Cet aveu du plus puissant Sorcier de la Guilde plongea les hommes présents autour du feu dans un silence gêné. Que se passerait-il si, le moment venu, l’homme le mieux armé d’entre eux avouait son impuissance ?
– Parlons peu, mais parlons bien, proposa Valentin. Quelle stratégie adopter pour retrouver Guillemot ?
– Nous pensions le localiser grâce à un sortilège, répondit Gérald. Hélas, nous n’y sommes pas parvenus : il semble que son ravisseur ait tout prévu…
– Il faudra se résoudre, je le crains, continua Qadehar, morose, à employer des moyens plus traditionnels.
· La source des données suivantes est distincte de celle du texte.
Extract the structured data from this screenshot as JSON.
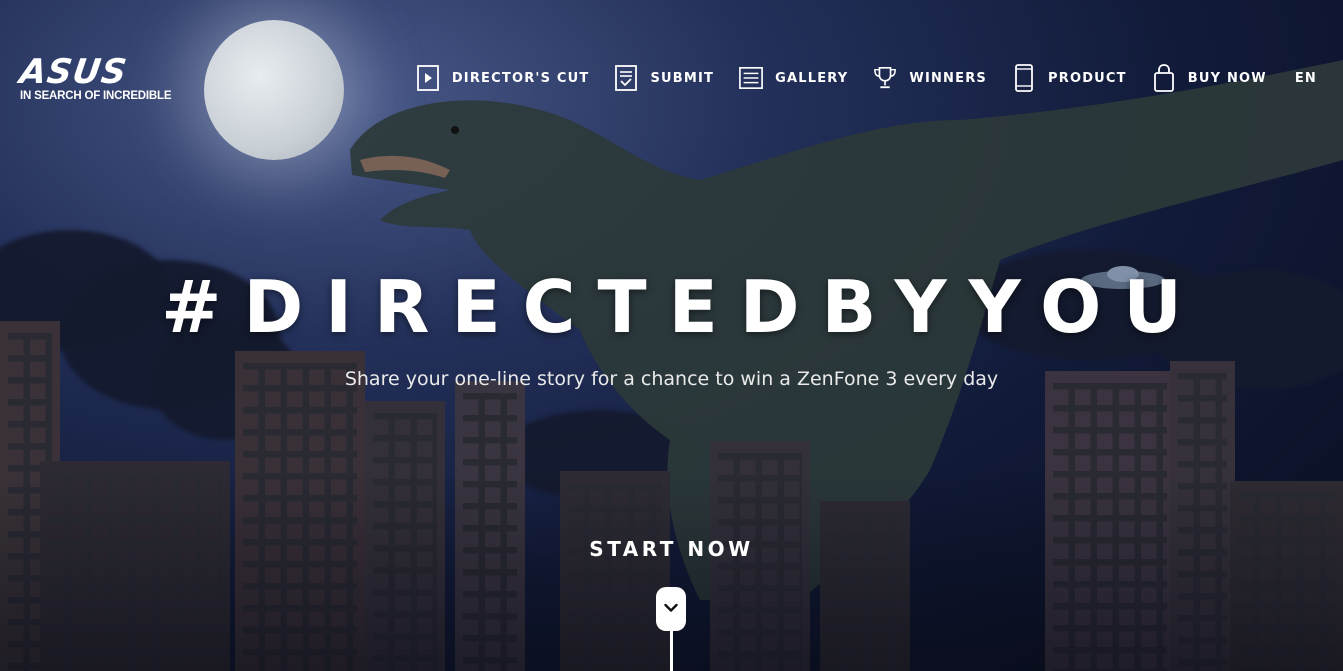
{
  "brand": {
    "logo_text": "ASUS",
    "tagline": "IN SEARCH OF INCREDIBLE"
  },
  "nav": {
    "items": [
      {
        "label": "DIRECTOR'S CUT",
        "icon": "play-icon"
      },
      {
        "label": "SUBMIT",
        "icon": "submit-icon"
      },
      {
        "label": "GALLERY",
        "icon": "gallery-icon"
      },
      {
        "label": "WINNERS",
        "icon": "trophy-icon"
      },
      {
        "label": "PRODUCT",
        "icon": "phone-icon"
      },
      {
        "label": "BUY NOW",
        "icon": "shopping-bag-icon"
      }
    ],
    "language": "EN"
  },
  "hero": {
    "title": "#DIRECTEDBYYOU",
    "subtitle": "Share your one-line story for a chance to win a ZenFone 3 every day",
    "cta": "START NOW"
  }
}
A savoir, envoyer des espions dans les principales villes de ce monde à la recherche de toute information susceptible de nous conduire sur la piste de Guillemot.
– Le temps nous est compté, pourtant, soupira Gérald.
– Je sais. Mais je ne vois aucune autre solu…
Un vacarme soudain interrompit Maître Qadehar. On se battait dans les bois, à proximité de la clairière.
Tous se levèrent d’un bond.
– Les fantômes ! gémit Urien. Ce sont les fantômes qui arrivent !
– Tais-toi donc, bougre d’imbécile ! le gronda Valentin. Tu ne vois donc pas qu’il s’agit simplement d’un intrus ?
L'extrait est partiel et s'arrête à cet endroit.